= Daniel D. Langleben =

American psychiatrist

Daniel Langleben is an American psychiatrist, professor, and scientific researcher. He pioneered a technique for using functional magnetic resonance imaging (fMRI) as a means of lie detection. He has also studied the brain effects of packaging and advertising and how infants' cuteness motivates caretaking in adults.

==Biography==
He received his Doctor of Medicine degree in 1989 and had his postgraduate training in Psychiatry, Addiction Psychiatry, Radiology and Nuclear Medicine at the Medical College of Pennsylvania, the Mount Sinai Hospital, UCSF and Stanford University Hospital.

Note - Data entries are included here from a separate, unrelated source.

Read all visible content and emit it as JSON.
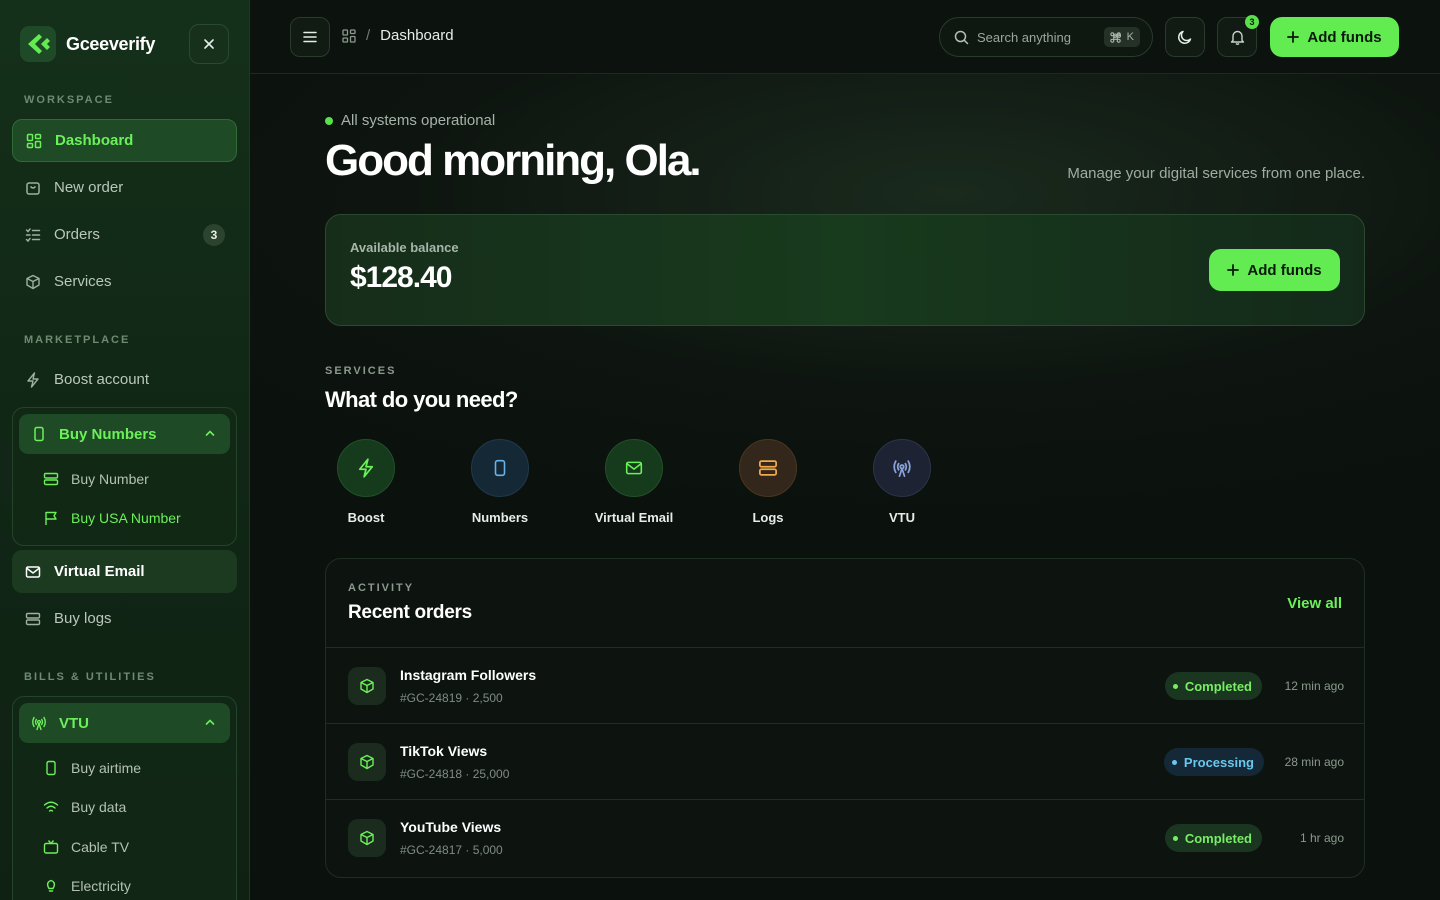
{
  "brand": {
    "name": "Gceeverify"
  },
  "sidebar": {
    "workspace_label": "WORKSPACE",
    "workspace_items": [
      {
        "label": "Dashboard"
      },
      {
        "label": "New order"
      },
      {
        "label": "Orders",
        "badge": "3"
      },
      {
        "label": "Services"
      }
    ],
    "marketplace_label": "MARKETPLACE",
    "boost_label": "Boost account",
    "buy_numbers": {
      "label": "Buy Numbers",
      "items": [
        {
          "label": "Buy Number"
        },
        {
          "label": "Buy USA Number"
        }
      ]
    },
    "virtual_email_label": "Virtual Email",
    "buy_logs_label": "Buy logs",
    "bills_label": "BILLS & UTILITIES",
    "vtu": {
      "label": "VTU",
      "items": [
        {
          "label": "Buy airtime"
        },
        {
          "label": "Buy data"
        },
        {
          "label": "Cable TV"
        },
        {
          "label": "Electricity"
        }
      ]
    }
  },
  "topbar": {
    "breadcrumb": "Dashboard",
    "breadcrumb_sep": "/",
    "search_placeholder": "Search anything",
    "shortcut_key": "K",
    "notification_count": "3",
    "add_funds_label": "Add funds"
  },
  "main": {
    "status": "All systems operational",
    "greeting": "Good morning, Ola.",
    "tagline": "Manage your digital services from one place.",
    "balance": {
      "label": "Available balance",
      "amount": "$128.40",
      "button_label": "Add funds"
    },
    "services": {
      "eyebrow": "SERVICES",
      "title": "What do you need?",
      "items": [
        {
          "label": "Boost",
          "icon": "bolt-icon"
        },
        {
          "label": "Numbers",
          "icon": "phone-icon"
        },
        {
          "label": "Virtual Email",
          "icon": "mail-icon"
        },
        {
          "label": "Logs",
          "icon": "server-icon"
        },
        {
          "label": "VTU",
          "icon": "signal-icon"
        }
      ]
    },
    "activity": {
      "eyebrow": "ACTIVITY",
      "title": "Recent orders",
      "view_all": "View all",
      "orders": [
        {
          "title": "Instagram Followers",
          "meta": "#GC-24819 · 2,500",
          "status": "Completed",
          "time": "12 min ago"
        },
        {
          "title": "TikTok Views",
          "meta": "#GC-24818 · 25,000",
          "status": "Processing",
          "time": "28 min ago"
        },
        {
          "title": "YouTube Views",
          "meta": "#GC-24817 · 5,000",
          "status": "Completed",
          "time": "1 hr ago"
        }
      ]
    }
  },
  "colors": {
    "accent": "#62ec52",
    "sidebar_bg": "#14301a",
    "page_bg": "#0b110d",
    "processing": "#68c8ee"
  }
}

==fMRI and lie detection==

===2001 study===
Langleben was inspired to test lie detection while he was at Stanford University studying the effects of a drug on children with Attention Deficit Disorder (ADD). He found that these children have a more difficult time inhibiting the truth. He postulated that lying requires increased brain activity compared to truth because the truth must be suppressed, essentially creating more work for the brain. In 2001, he published his first work with lie detection using a modified form of the Guilty Knowledge Test, which is sometimes used in polygraph tests. The subjects, right-handed, male college students, were given a card and a Yes/No handheld clicker. They were told to lie to a computer asking questions while they underwent a brain scan only when the question would reveal their card. The subjects were given $20 for participating, and told they would receive more money if they deceived the computer; however, none did.

His studies showed that the inferior and superior prefrontal and anterior cingulate gyri and the parietal cortex showed increased activity during deception. In 2002, he licensed his methods for lie detection to the No Lie MRI company located in San Diego, California.

===Critiques===
Critiques of this technique point out that fMRI does not actually measure lying, only the increased brain activity that occurs when one is lying. Using fMRI for lie detection could then lead to false positives produced by anxiety or other causes.

Another concern is that a "lie" is not always clear-cut, and may be a complex concept. More complex types of deception may not be detected by imaging techniques.

==Selected publications==
- Langleben, Daniel D. (2008). "Detection of deception with fMRI: Are we there yet?"
- Moriarty, Jane C. (2013). "Using Brain Imaging for Lie Detection: Where Science, Law and Research Policy Collide"
- Wang, An-Li (2013). "Content matters: neuroimaging investigation of brain and behavioral impact of televised anti-tobacco public service announcements."
- Langleben DD (2016). "Polygraphy and functional magnetic resonance imaging in lie detection: a controlled blind comparison using the concealed information test."